Je ne peux même pas me concentrer sur ce que font les techniciens puisque je ne comprends rien aux boutons sur lesquels ils appuient ou bien ce qu'ils se disent dans leur oreillette (ah, le problème du vocabulaire trop spécialisé pour mon humble niveau en coréen...). C'est encore pire que quand j'essayais de regarder sur son écran ce que faisait Suga quand il bossait sur notre cover et je voyais des suites incompréhensible de lignes avec pour nom « piano » ou ce genre de trucs. Je voyais bien que c'était ce qui composait sa mélodie, mais alors quant à savoir comment il a réussi à créer ça, là je sèche.

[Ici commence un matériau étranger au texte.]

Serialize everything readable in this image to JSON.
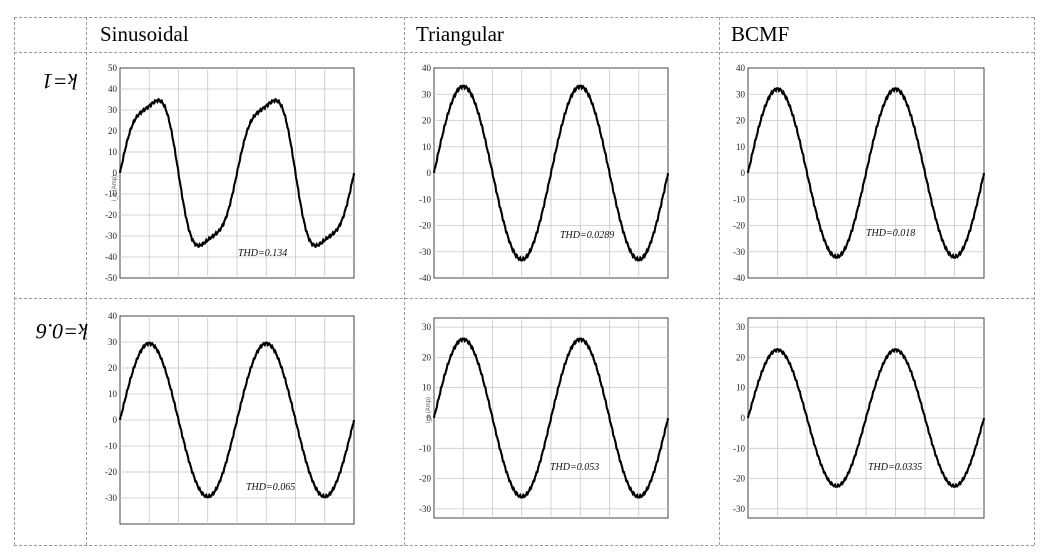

C'est ma vie entière que je vais finir par remettre en question à ce rythme.

Ah ça y est, j'arrive à penser à autre chose qu'à l'interview ! ... Et merde maintenant je repense à ça, je suis vraiment la plus empotée des pas doués de ce monde !

Je meurs intérieurement, je peux sentir sans le moindre doute tous mes organes pourrir sous l'effet de mon stress. J'ai vraiment envie de m'en aller... en plus il n'y a personne vers la porte de sortie. Ah si seulement je pouvais cavaler loin d'ici...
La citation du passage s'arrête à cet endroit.